Изменить размер шрифта - +
 – Я тебя люблю! Тебя любит Юрик!» – «Что Юрик, что Юрик! Он не настоящий!» – «Вырастешь, встретишь настоящего человека, и он тебя полюбит, тебя не может не полюбить настоящий человек!» – «А сейчас?» – «Юрик сейчас…» – «А кого ты сама‑то любишь?» – спросил генерал громко. Дочурка, рыдая, сообщила, что ей любить еще срок не вышел, что ее должны завоевать. «Степан, опять ты! – злобно повернулась к нему жена. – Не время для нравоучений! Виканька взрослеет, у нее появляются естественные для красивой женщины потребности – вызывать восхищение, вызывать любовь, быть в центре внимания…» – «А для некрасивой женщины потребность вызывать любовь противоестественна?» – спросил Пахарев. «Боже правый! – жена схватилась за виски. – Ты не в духе, так прямо и скажи: я не в духе, я не могу вести серьезный разговор! Так?» На экране телевизора серый, испитый человечек, вздрагивая от усердия обвислыми щеками, долбил напористо: «Меня привлекают те периоды в жизни нашей страны, когда выявляется все лучше…» – «Только бы он позвонил! Ведь я же сперва ему понравилась!» – «Он слишком молод! Двадцать лет – это не мужчина! Виканька, молодой художник – это вдвойне не мужчина. Ты обязательно встретишь настоящего мужчину…» Обвислый, совсем войдя в раж, стукнул кулаком по столу, за которым сидел. «Я и впредь не собираюсь подсчитывать, сколько у меня положительных героев и сколько отрицательных, почему одних больше, других меньше, потому что изображаю действительность не по расчетам, а так, как вижу ее, как воспринимаю!» – «Да выключи ты этого дурака!» – не выдержала Вика. «Это не дурак, это большой писатель! У него такие тиражи!» – закричала жена. Генерал забился в кабинет. Если бы можно было, он бы забаррикадировался.

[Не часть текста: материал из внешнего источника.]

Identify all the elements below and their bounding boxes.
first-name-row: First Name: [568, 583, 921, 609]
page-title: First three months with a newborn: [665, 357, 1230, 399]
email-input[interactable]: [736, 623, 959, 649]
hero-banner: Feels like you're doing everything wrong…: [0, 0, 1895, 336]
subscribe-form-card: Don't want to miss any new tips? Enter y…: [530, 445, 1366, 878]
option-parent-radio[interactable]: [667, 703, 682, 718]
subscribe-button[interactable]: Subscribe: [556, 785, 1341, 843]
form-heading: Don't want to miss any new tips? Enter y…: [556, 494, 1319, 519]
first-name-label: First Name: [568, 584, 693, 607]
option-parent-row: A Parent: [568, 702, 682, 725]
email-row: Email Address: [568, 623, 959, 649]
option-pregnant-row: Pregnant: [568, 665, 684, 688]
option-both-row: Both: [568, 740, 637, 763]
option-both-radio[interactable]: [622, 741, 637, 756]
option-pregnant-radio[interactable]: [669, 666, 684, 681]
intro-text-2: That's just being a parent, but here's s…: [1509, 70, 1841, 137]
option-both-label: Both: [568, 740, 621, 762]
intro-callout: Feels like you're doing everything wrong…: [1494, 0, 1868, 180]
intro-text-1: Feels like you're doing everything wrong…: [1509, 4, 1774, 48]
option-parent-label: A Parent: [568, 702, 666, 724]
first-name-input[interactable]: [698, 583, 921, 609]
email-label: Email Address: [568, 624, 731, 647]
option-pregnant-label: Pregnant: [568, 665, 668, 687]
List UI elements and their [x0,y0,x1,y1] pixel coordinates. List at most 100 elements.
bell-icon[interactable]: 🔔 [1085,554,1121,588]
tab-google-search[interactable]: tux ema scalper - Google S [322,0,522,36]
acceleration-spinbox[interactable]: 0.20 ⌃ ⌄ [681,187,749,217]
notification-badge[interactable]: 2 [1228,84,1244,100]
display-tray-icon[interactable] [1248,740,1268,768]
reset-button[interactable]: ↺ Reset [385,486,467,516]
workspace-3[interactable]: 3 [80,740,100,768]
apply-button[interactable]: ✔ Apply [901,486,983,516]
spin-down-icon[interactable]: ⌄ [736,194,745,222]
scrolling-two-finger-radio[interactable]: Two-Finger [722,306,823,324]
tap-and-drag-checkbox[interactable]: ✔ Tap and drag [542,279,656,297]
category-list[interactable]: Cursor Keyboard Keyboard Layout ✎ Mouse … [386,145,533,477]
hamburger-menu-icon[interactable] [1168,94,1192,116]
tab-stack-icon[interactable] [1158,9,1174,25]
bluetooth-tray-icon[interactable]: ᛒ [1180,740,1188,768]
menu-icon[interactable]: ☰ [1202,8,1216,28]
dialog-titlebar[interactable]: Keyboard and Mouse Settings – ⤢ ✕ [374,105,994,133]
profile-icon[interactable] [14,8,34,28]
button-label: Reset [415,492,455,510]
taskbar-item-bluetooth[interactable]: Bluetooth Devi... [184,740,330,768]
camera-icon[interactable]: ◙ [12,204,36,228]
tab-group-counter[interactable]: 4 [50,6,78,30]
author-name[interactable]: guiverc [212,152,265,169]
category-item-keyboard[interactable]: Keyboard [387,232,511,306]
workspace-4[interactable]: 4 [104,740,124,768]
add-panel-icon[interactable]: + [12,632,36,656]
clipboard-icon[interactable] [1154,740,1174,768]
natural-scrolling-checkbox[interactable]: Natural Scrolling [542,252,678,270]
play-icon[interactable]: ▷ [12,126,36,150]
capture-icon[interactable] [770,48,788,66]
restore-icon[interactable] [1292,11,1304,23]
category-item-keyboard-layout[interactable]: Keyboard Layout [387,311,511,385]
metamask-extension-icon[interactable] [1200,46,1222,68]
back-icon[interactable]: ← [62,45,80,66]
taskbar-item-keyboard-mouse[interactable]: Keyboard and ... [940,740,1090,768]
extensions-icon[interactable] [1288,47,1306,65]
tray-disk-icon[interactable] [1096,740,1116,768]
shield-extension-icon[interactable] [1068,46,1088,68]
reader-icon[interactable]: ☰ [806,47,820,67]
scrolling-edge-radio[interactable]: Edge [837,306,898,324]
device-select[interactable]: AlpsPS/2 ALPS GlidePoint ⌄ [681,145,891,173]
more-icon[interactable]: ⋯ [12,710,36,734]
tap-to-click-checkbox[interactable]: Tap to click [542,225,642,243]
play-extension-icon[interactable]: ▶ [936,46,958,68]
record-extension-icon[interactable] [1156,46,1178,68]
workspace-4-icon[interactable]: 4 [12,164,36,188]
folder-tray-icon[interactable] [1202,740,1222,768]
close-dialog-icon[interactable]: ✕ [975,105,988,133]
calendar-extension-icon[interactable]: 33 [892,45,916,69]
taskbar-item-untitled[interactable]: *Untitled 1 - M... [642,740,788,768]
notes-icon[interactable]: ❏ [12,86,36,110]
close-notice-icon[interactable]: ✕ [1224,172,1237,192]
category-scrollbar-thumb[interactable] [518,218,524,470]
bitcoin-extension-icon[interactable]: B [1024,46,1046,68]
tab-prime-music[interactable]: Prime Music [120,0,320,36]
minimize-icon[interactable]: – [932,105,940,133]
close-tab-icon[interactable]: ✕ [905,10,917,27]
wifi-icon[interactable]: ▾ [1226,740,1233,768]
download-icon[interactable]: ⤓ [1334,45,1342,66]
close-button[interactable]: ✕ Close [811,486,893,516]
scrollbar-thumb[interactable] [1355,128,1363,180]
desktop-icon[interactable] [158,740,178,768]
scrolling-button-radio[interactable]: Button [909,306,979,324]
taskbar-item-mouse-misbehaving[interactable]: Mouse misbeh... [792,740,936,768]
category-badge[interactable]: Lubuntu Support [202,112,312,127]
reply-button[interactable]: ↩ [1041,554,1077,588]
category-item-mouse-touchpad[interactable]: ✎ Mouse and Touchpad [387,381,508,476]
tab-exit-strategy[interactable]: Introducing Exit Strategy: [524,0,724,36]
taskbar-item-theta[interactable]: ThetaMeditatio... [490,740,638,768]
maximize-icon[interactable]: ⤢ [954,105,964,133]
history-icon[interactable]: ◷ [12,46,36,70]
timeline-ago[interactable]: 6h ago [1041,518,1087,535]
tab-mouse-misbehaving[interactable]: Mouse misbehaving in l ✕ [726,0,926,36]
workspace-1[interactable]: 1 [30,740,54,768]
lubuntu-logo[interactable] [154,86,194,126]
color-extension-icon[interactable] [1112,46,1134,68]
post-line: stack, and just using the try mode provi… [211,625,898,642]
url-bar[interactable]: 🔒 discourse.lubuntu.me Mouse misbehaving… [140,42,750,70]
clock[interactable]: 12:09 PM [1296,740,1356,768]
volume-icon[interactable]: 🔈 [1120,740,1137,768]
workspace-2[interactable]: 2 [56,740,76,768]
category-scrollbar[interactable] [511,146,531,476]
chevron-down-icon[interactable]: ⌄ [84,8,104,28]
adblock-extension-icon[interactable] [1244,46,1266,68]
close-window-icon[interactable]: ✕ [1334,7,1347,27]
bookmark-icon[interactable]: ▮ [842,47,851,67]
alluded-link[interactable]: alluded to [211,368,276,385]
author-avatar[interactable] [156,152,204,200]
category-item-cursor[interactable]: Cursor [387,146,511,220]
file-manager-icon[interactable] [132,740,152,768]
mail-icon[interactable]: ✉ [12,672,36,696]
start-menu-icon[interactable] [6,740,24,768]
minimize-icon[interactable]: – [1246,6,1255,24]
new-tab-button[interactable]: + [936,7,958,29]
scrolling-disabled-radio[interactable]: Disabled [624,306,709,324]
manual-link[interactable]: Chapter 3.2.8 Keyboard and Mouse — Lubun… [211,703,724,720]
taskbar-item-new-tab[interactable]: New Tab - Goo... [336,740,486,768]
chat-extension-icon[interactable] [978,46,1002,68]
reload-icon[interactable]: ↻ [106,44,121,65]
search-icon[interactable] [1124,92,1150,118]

В кабинете было тише – дом старой постройки, просторная целительная мякоть книг вдоль стены… Благовест писателя уже не бесил, а смешил. Боль в сердце поутихла. Но не прошла. Совсем износился, подумал Пахарев, усаживаясь в любимое кресло и неторопливо, со вкусом закуривая, на пенсию пора. Будет тебе завтра пенсия… Ладно, про завтра он подумает потом, а пока – что там с Виктошкой? Эй, Виктошка‑нехорошка, где твоя большая ложка?

И она, снизу заглядывая ему в глаза, серьезно возражала: «Виктоска холоска», и прятала за спину самостоятельно найденные и сорванные цветы: колокольчик, лютик, пару ромашек, и говорила: «Ты меня лугаес, тогда не дам букетик…» И он поднимал ее своими громадными железными руками прямо в сверкающее небо, и Аннушка раскладывала нехитрую снедь на расстеленной плащ‑палатке, потому что был выходной, и они ушли позагорать на полянке парка, который тогда был еще почти лесом; раскладывала заботливо и смотрела с опаской: «Не урони. Не крути. Ты закружишь ребенку голову». – «Как тебе! – смеялся он богатырским смехом. – Такая у меня привычка – в свободное время кружить детям головы…» А из кустов доносились пулеметные очереди, разрывы бомб, гранат, снарядов, вопли «ура» – Володька десантировался куда‑то… В каком же году это было? В шестьдесят третьем? Не помню… А ведь не так давно, можно посчитать. Да, но не стоит. Раз не помню, то и не стоит.

А смешно сейчас вылететь в отставку, с восьмисот рублей на триста, то‑то взвоет моя дражайшая… А академия? Как же она без меня? Он сразу вспомнил: прошлой осенью, стоило ему оказаться в госпитале, его врио немедленно и необъяснимо ни с какой разумной точки зрения закрыл главный вход для всех, кроме высшего комсостава, и офицеры, вольнонаемные, слушатели, адъютанты обязаны были давать здоровенного крюка до маленькой проходной в правом крыле; лишь пять генералов имели право, неторопливо перебирая лампасами, будто красноперыми плавниками, шествовать по парадным ступеням, через мраморный вестибюль, декорированный простершим длань вперед Лениным, и часовой шалманным шестеркой растворял перед ними тяжкие двери… И никто не пикнул.